Anforderung an die ideale Geldanlage (Auswahl)
Sehr wichtig/ziemlich wichtig | Prozent |
---|---|
Geldanlage, die langfristig eine gute Rendite bringt | 91 |
Geldanlage ohne Risiko | 91 |
Geldanlage, die nicht entwertet wird | 91 |
Geldanlage mit konstantem Wertzuwachs | 90 |
Ständig gleich bleibender Ertrag | 84 |
Geldanlage, die meine Bank/Sparkasse empfiehlt | 68 |
Geldanlage mit dauerhafter staatlicher Förderung | 58 |
Geldanlage mit der Freunde/Bekannte gute Erfahrungen gemacht haben | 55 |
Geldanlage, bei der man Verluste steuerlich abschreiben kann | 47 |
Geldanlage, die mein Steuerberater/Vermögensberater empfiehlt | 42 |
Zur gewachsenen Vorsicht bei der Investition in Aktien passt auch das gestiegene Misstrauen gegenüber Ratgebern. Nur 42 Prozent setzen auf Empfehlungen ihres Steuerberaters (2000: 49 Prozent). Auch die guten Erfahrungen von Freunden und Bekannten haben mit 55 Prozent (60 Prozent) an Bedeutung eingebüßt. Immerhin setzen aber noch 68 Prozent (69 Prozent) auf den Rat der Hausbank.

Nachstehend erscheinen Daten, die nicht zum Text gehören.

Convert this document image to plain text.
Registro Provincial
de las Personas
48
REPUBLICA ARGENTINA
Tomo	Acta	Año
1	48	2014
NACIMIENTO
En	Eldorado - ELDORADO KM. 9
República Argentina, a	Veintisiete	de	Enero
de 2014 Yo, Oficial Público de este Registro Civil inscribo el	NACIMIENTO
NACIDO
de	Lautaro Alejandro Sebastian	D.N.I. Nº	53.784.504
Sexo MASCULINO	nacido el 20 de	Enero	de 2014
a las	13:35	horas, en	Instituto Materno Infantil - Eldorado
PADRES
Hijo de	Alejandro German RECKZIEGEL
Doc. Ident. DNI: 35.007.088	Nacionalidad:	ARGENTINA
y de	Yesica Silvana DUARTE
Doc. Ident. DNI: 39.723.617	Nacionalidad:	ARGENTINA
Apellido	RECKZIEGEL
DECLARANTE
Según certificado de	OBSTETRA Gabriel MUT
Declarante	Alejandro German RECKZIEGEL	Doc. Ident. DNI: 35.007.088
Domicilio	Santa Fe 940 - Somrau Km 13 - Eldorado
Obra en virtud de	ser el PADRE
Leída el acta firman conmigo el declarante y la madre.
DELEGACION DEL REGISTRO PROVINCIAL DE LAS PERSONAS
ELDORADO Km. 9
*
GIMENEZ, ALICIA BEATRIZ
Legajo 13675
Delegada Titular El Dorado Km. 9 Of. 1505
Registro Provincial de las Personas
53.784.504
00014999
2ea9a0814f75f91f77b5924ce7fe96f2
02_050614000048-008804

Dennoch sinkt die Loyalität der Kunden. Mittlerweile haben 27 Prozent der Deutschen mindestens einmal das Geldinstitut gewechselt, vor vier Jahren waren es erst 23 Prozent. Die Zahl derjenigen, die einen Wechsel planen, hat sich von 6 Prozent im Jahr 2000 auf nun 10 Prozent fast verdoppelt.
Dauerthema Altersvorsorge
Dauerthema Altersvorsorge
Ungelöstes Dauerthema ist und bleibt die Altersvorsorge. 72 Prozent der Befragten sind der Meinung, dass das gesetzliche Rentensystem hier zu Lande vor dem Zusammenbruch steht. Doch auch die private Auffanglösung kommt nicht gut weg. Knapp zwei Drittel gehen davon aus, dass auch die Angebote zur privaten Absicherung nicht wirklich krisensicher sind. Dass man so früh wie möglich vorsorgen solle, ist aber für über 90 Prozent unumstritten.
Anlagen zur Altersvorsorge
Eignung* | Persönlicher Besitz* | |
---|---|---|
Kapital-Lebensversicherung | 34 | 18 |
Eigengenutzte Immobilien/Grundbesitz | 33 | 17 |
Private Rentenversicherung | 19 | 4 |
Vermietete Immobilien/Grundbesitz | 16 | 3 |
Sparvertrag mit regelm. Einzahlung/Laufzeit | 15 | 7 |
Keine | 6 | 36 |
Die düsteren Prognosen in Sachen Ruhestandsversorgung gehen einher mit einer generell schlechten Stimmung im Volk. 60 Prozent sehen die Zukunft der Gesellschaft eher pessimistisch. Damit liegen die aktuellen Zahlen deutlich über dem bekannten Stock von generell skeptisch eingestellten Menschen, der mit 30 bis 40 Prozent veranschlagt wird. Kleiner Trost: Bei den 14- bis 29-Jährigen sehen immerhin 79 Prozent optimistisch in die eigene Zukunft.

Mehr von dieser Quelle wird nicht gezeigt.